Ra’anan Alexandrowicz, diretor de The Law in These Parts (A lei por essas bandas), recebe o prêmio de Melhor Documentário do Festival de Cinema de Sundance de 2012, em Park City, Utah, Estados Unidos, 28 de janeiro de 2021 [Fred Hayes/Getty Images]

“Neste filme, documentarei um sistema legal; um sistema que organiza o Estado de direito nos territórios que conquistamos em 1967. Este é um sistema único. Pouquíssimas pessoas compreendem sua profundidade”.

Este sistema, como nos conta o diretor e narrador Ra’anan Alexandrowicz em The Law in These Parts (A lei por essas bandas), é uma rede de normas fabricada por profissionais militares e aplicada para governar a Cisjordânia e a Faixa de Gaza desde sua ocupação ilegal em 1967. Por mais de meio século, esses profissionais implementaram uma série de cortes militares, emitiram leis e ordens arbitrárias e puniram milhares de palestinos por supostamente violá-las.

A legislação não tem brecha: tributação, correios, seguro de veículos, uso compulsório da moeda israelense, gestão de sítios arqueológicos, demolição de residências, construção de assentamentos ilegais e repressão a qualquer forma de resistência.

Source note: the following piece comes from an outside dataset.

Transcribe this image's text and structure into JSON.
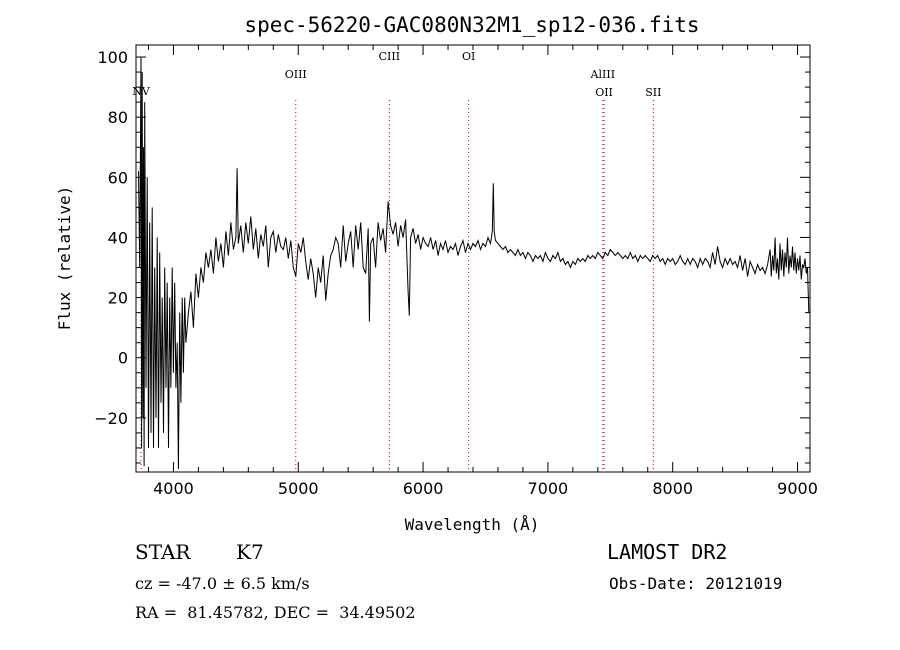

Os palestinos vivem sob uma série de regras projetadas por seus ocupantes que permitiram a prisão de milhares, incluindo tortura, e expropriação das terras por mais de meio milhão de colonos ilegais.

Trata-se de um sistema judicial que questiona se a ocupação e o Estado de direito são de fato compatíveis: pode Israel realmente ser uma democracia moderna?

A lei por essas bandas, documentário de 101 minutos, foi exibido como parte do Festival de Cinema do Human Rights Watch, em Londres. Em 2012, ganhou o prêmio de Melhor Documentário do Festival de Cinema de Sundance.

 

A lei por essas bandas combina uma série de entrevistas extensas com esses profissionais militares — arquitetos desse sistema de discriminação legal, denunciado como apartheid —, sobrepostas a registros de vídeo da Palestina ocupada, que remetem aos processos coloniais desde a década de 1940.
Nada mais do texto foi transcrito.